Everyone has at least one weakness. Whether an elite AFL player (weaker foot), a tennis professional (forehand backhand), or a doctor (limited knowledge of a particular illness), there is no such thing as a perfect person. I think we all know this – how often do we hear the phrases ‘nobody’s perfect’ and ‘the problem is they are a perfectionist’. One characteristic of perfectionists is avoiding or struggling in situations where they believe they will be shown to be imperfect or average.
I want to explain to you how and why a strength can become a weakness. Whilst it’s important to recognise your strengths, some athletes don’t use their strengths to their full potential. I see athletes become frustrated and annoyed when their strengths aren’t working for them, and when that continues it’s natural to feel helpless and lose confidence in their ability. Take Andy Roddick for example, I remember watching him play Roger Federer and few years ago and you could see Andy striving to hit his serve (his strength) harder and harder and when Federer kept returning
them, Andy looked as though he didn’t know what else to do. Obviously Federer is a champion tennis player but I want you to think of this example and see how it relates to you at all.

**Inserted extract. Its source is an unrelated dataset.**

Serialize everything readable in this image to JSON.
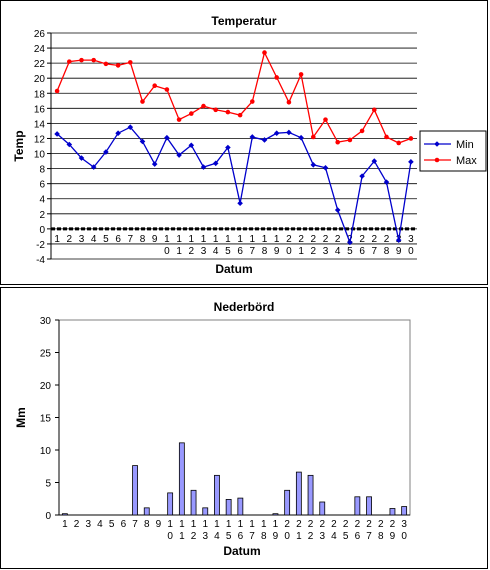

There are two main reasons for athletes using their strengths too much. The first is enjoying strengths so much that they want to keep using it even if the situation dictates that it would be helpful to use a different skill. The second is using strengths to avoid weaknesses. These two reasons are subtly different and therefore its important to foster two different psychological skills to enhance the effectiveness of strengths.
Firstly, it’s important to learn how to delay gratification (or learn patience). Although athletes want to hit their favourite shots most the time because it feels good, learning how to sit with (and not give into) the urge to ‘feel good’ is important. Remember that overuse of your strength can weaken it’s effect on the opponent. There are some great psychology studies and research that shows how delaying gratification is related to improved performance! Check out ‘delaying gratification zimbardo’ on Youtube.
For athletes that use their strengths to hide their weaknesses, it is important to look at how well that is actually working for their performance. Does it lead to inconsistent performance? Losing to the same opponent? Is it causing anger and anxiety? It’s important for athletes to acknowledge their weaknesses (this makes them stronger mentally, not weaker) and create a plan to strengthen their weakness.
Roger Federer said ‘Thanks to all my opponents over the years who have played a million balls to my backhand, it’s actually gotten pretty good. I can really thank them in a big way for improving my backhand.’ He didn’t shy away from his weakness, and although some argue it is still his weakness, think about what sort of a player he would be if had continually used his strength and didn’t gave into the urge to continually run around his backhand.